In the summer of 1925 Wallenius was sent by the Communist Party of Sweden to the United States to edit the Communist Party publication Ny Tid. He edited the paper under the name Ellis Peterson until 1929. In 1930, he settled in the Soviet Union. There he headed the Swedish section of the Communist University for National Minorities of the West in Leningrad. When the university was attached to the Lenin School he continued to serve in the post. He was later appointed director of the Communist International Library in Moscow. He was arrested by the NKVD (People's Commissariat for Internal Affairs) on 16 February 1938 and was sentenced to five years in prison. He died in the NKVD prison in Kuybyshev on 15 September 1942. He was pardoned posthumously after the death of Joseph Stalin in 1953.

==Personal life==
Wallenius married his long-term fiancée Alice Rosenblad in March 1919, and in December of the same year their son, Aiwest, was born. She left Sweden in 1921 and joined Wallenius in Moscow.

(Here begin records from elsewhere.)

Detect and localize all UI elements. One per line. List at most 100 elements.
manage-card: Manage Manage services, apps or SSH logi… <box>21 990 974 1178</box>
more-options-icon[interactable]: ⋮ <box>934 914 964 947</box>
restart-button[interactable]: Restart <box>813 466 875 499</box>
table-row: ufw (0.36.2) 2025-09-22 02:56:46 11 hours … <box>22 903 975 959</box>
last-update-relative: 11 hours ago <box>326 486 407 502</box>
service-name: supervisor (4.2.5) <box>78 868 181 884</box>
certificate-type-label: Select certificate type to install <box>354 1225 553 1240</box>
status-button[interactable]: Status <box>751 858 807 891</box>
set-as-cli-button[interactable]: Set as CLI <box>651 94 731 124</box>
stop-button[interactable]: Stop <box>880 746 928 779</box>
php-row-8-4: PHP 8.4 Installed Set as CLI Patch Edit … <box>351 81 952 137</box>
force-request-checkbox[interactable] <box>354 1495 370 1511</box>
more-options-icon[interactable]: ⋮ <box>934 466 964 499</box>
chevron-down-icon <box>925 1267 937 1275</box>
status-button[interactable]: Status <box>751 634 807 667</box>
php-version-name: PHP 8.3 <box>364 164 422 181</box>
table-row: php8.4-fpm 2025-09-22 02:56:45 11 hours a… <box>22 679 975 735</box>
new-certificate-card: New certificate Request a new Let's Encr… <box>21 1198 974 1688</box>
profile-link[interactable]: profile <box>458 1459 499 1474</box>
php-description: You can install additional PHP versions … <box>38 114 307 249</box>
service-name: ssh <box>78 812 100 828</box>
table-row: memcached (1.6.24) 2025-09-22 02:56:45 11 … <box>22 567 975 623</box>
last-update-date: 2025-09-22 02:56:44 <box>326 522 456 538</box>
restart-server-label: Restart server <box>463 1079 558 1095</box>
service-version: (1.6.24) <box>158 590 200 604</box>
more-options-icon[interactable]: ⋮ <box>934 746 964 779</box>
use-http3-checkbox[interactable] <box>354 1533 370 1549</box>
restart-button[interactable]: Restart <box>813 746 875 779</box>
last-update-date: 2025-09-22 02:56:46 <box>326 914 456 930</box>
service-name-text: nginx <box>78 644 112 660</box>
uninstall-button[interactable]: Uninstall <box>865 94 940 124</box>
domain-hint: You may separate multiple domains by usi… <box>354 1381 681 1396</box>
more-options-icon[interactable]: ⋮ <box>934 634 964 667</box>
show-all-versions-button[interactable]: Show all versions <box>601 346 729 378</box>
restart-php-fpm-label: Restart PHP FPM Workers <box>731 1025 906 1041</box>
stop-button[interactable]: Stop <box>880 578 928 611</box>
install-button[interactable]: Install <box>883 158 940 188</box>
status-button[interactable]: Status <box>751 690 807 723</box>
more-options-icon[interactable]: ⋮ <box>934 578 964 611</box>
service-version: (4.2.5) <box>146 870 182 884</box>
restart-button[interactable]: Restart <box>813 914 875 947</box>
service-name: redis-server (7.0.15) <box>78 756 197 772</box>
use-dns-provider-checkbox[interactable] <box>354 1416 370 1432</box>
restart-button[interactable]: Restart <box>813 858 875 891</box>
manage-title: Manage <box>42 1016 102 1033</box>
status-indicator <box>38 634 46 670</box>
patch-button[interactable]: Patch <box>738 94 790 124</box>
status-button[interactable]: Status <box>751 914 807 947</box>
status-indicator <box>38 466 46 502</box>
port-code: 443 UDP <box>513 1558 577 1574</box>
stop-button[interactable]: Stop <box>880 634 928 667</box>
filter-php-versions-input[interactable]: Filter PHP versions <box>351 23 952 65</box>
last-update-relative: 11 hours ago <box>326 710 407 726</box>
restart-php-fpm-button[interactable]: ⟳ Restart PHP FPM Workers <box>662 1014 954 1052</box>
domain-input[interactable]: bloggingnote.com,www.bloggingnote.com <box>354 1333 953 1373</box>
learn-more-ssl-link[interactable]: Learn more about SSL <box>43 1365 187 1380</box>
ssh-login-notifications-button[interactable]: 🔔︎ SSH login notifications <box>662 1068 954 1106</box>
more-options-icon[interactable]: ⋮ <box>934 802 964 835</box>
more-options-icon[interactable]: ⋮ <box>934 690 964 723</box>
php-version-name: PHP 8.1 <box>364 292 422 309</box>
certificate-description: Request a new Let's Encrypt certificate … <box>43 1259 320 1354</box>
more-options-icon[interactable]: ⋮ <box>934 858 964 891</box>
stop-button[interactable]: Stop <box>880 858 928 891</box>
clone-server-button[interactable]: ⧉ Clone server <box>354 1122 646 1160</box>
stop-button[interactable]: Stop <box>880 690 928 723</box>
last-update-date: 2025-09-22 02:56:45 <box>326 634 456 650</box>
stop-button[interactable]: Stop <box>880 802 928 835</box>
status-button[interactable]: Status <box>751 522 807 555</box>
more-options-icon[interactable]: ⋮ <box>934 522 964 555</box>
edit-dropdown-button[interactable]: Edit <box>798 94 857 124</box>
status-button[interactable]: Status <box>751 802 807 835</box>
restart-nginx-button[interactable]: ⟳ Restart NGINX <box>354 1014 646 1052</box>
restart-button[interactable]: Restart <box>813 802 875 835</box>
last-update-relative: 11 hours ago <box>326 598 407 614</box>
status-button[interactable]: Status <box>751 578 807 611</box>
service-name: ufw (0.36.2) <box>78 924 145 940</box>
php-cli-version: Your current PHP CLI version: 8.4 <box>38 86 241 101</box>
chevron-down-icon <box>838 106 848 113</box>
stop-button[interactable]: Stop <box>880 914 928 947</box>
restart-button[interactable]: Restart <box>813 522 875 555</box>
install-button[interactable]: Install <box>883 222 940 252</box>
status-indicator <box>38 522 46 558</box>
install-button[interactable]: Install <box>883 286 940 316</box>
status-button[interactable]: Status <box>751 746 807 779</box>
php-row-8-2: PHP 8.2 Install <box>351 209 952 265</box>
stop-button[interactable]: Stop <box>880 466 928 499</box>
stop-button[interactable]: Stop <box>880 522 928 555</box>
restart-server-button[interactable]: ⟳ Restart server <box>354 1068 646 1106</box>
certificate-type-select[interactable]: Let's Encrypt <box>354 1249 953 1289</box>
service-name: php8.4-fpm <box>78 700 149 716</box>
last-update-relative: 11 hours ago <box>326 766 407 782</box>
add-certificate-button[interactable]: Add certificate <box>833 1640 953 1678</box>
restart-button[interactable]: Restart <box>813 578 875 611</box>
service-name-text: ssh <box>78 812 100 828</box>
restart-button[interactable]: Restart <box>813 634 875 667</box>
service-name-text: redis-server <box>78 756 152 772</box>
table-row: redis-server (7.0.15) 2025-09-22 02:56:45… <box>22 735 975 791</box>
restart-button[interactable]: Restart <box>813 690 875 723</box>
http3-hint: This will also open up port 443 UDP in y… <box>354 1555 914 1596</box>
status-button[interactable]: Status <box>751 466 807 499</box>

They sent Aiwest to Wallenius's parents in Finland. They divorced in 1925, and Alice Rosenblad became a Soviet citizen and a member of the Soviet Communist Party. She died in Moscow in 1966.

His second wife was Edith Rudquist, a daughter of the Swedish parents migrated to the USA in 1902. She was a Chicago-based lawyer and Communist politician who served as the secretary of the Friends of the Soviet Union. They settled in the Soviet Union following the end of Wallenius's term as the editor of Ny Tid. Edith Rudquist contributed to the activities of the Scandinavian Workers League and died in the Soviet Union in 1943.

==Legacy==
Annvi Gardberg and Matias Kaihovirta published Wallenius's biography in Swedish language in October 2022.